La settimana scorsa la Commissione europea avrebbe dovuto presentare un ambizioso progetto di direttiva che avrebbe obbligato tutte le grandi aziende europee quotate in borsa (ad eccezione delle Pmi, di quelle con meno di 250 impiegati e un fatturato inferiore ai 50 milioni annui) ad avere almeno il 40 per cento di donne nei Cda non esecutivi. Era da mesi che si aspettava l’annuncio della Commissaria Ue alla Giustizia, la lussemburghese Viviane Reding. Eppure alla fine qualcosa è andato storto.

In una conferenza stampa per pochi intimi, la Reding ha annunciato che il Collegio dei Commissari (l’insieme dei 27 Commissari Ue) sta ancora cercando un compromesso sul testo finale della proposta. Palpabile la delusione della Commissaria che da mesi, anzi da anni, cerca di fare qualcosa per le pari opportunità delle donne in Europa (Video). Nel marzo 2012 la Reding aveva invitato le grandi aziende europea ad aumentare la presenza femminile nei Cda su base volontaria, ma come si dice, campa cavallo. Ecco che la nuova legislazione europea avrebbe dovuto non soltanto ovviare a questa situazione ma, e soprattutto, dare un segnale a un’Europa, politicamente e economicamente ancora troppo al maschile.

Al Parlamento europeo si è assistito ad un acceso dibattito sullo spazio che dovrebbe essere riservato alle donne all’interno delle stesse istituzioni europee che, secondo buona parte degli eurodeputati, dovrebbero dare l’esempio ai governi nazionali e al mondo dell’impresa, arruolando più donne al loro interno. Com’è stato fatto notare in Aula, se è vero che più della metà del personale del Parlamento è donna, salendo lungo la gerarchia di potere questa percentuale crolla drasticamente, basti pensare che nella sua storia il Parlamento ha avuto solo 2 donne presidenti su 29 totali. Peggio ancora nelle altre istituzioni. Alla Commissione europea 9 Commissari su 27 sono donna. Non male si penserà, ma attenzione: i portafogli più importanti sono saldamente in mano agli uomini (la Presidenza, Affari Monetari, Mercato Interno, Energia, Industria, Trasporti). Peggio ancora alla Bce, istituzione che negli ultimi mesi sta vivendo una moltiplicazione esponenziale di potere e che presenta un board al 100 per cento di uomini, situazione che in settimana è costata la bocciatura del candidato lussemburghese Yves Mersch da parte dell’Europarlamento.

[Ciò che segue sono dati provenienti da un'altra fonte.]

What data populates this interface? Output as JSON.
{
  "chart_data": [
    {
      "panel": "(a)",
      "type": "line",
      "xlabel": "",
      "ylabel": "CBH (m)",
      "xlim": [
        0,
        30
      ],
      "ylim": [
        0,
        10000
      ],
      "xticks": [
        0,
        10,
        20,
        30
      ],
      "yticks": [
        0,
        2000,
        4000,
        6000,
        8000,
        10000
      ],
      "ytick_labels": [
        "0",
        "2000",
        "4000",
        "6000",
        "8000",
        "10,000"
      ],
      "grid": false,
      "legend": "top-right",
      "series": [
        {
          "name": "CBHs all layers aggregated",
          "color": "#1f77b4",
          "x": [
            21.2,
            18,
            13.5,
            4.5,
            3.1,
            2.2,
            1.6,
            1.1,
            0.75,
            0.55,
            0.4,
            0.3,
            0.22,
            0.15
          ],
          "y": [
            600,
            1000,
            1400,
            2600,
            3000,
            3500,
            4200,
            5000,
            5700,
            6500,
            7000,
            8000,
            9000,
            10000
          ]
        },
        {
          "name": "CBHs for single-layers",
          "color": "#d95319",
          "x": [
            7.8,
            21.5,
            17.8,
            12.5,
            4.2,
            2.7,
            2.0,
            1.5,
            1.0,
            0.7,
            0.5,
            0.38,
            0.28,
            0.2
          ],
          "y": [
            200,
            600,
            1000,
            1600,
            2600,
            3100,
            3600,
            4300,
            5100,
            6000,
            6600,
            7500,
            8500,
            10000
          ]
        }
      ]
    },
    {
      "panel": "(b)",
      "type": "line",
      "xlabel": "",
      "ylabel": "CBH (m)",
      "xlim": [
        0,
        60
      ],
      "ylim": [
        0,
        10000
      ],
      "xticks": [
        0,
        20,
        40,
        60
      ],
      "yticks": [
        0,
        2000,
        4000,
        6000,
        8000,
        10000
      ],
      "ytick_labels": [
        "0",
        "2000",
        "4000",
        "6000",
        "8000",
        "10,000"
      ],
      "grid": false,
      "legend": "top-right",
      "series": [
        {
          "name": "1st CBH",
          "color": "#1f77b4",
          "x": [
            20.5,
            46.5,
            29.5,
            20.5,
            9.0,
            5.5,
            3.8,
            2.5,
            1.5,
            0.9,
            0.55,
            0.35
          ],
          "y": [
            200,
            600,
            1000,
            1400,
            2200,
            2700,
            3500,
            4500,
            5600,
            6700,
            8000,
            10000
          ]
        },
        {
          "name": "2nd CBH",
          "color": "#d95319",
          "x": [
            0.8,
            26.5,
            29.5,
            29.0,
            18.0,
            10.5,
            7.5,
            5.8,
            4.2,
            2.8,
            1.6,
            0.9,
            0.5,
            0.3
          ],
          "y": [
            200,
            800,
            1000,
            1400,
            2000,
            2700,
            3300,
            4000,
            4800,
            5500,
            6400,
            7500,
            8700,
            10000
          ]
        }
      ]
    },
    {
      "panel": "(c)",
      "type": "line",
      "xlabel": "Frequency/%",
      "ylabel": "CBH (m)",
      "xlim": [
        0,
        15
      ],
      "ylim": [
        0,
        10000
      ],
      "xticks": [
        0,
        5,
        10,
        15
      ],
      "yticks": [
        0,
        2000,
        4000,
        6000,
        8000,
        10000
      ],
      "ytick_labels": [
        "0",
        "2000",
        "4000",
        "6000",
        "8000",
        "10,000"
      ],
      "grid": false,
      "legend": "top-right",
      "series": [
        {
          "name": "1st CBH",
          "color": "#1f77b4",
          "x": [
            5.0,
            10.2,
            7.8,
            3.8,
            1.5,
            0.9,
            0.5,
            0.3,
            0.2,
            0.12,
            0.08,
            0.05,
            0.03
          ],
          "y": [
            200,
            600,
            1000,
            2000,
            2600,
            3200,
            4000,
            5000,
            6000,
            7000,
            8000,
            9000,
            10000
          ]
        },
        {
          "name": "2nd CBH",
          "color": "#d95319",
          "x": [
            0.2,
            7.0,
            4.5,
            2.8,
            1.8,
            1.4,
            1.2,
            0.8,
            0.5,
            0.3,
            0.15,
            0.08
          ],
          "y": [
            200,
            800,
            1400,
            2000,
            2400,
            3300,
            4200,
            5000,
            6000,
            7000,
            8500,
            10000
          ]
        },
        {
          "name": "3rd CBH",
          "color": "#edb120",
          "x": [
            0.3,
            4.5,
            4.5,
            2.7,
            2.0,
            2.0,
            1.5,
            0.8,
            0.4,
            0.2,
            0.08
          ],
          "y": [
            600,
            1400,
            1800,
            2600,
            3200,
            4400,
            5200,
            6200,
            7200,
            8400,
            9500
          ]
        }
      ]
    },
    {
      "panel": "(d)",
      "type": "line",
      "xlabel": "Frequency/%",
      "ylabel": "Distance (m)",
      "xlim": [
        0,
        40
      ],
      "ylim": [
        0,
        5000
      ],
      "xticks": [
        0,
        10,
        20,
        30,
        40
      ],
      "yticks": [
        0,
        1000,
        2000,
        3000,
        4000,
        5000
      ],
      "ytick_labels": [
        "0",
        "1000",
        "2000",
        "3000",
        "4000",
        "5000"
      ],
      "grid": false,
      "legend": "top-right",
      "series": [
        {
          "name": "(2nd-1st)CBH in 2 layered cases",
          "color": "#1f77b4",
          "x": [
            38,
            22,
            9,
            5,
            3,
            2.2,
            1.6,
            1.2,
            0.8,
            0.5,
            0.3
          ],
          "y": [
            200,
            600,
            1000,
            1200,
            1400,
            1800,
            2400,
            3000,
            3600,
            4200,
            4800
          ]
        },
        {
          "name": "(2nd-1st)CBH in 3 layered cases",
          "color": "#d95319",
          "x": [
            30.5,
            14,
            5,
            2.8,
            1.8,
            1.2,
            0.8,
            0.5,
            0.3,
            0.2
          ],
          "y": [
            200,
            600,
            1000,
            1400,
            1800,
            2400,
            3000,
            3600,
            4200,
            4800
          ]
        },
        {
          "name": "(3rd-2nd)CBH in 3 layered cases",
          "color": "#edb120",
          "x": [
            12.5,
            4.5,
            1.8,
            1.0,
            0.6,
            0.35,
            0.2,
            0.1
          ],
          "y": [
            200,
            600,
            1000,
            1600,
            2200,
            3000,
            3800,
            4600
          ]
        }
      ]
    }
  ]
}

Ma attenzione, il sesso (e tutto il resto) dei Commissari e dei membri della Bce dipende dagli Stati nazionali, in quanto queste figure vengono o sono proposte proprio dai governi nazionali. Ed è qui che arriviamo al nocciolo del problema. L’opposizione alle quote rosa proposte dalla Reding da parte delle Commissarie Ue (donne) come la svedese Malmstrom (Immigrazione), l’olandese Kroes (Telecomunicazioni), la danese Hedegaard (Cambiamento climatico) e l’inglese Catherine Ashton (Affari esterni), va letta alla luce della lettera inviata a fine settembre da ben nove Paesi Ue a Barroso in cui si lamentava un’intromissione di Bruxelles in affari strettamente nazionali. Nel dettaglio si tratta di Gran Bretagna, Bulgaria, Repubblica Ceca, Estonia, Ungheria, Lettonia, Lituania, Malta e Olanda.

Mettere il dito su questioni strettamente riguardanti il mondo del lavoro da parte dell’Ue resta infatti pericoloso. I Paesi più liberisti, come quelli del Nord Europa, sono infatti pronti alle cosiddette levate di scudi, donne o non donne. È successo per quanto riguarda l’armonizzazione dei congedi di maternità e l’istituzione delle due settimane retribuite di paternità (chiesto dal Parlamento europeo nell’ottobre 2010 e poi bloccato dai governi nazionali in sede di Consiglio), ma si ripete ogni qualvolta c’è da stringere sulle regole a tutela dei lavoratori, ad esempio nel contesto della Direttiva Ue su sicurezza e salute sul luogo di lavoro. In questi giorni a fare le spese di questa “allergia da intromissione Ue” sono le donne, che restano al 13,7 per cento (media europea) dei Cda delle imprese che contano. Ma come si dice, la libertà del mercato è sacra…e in questo caso pure “maschia”.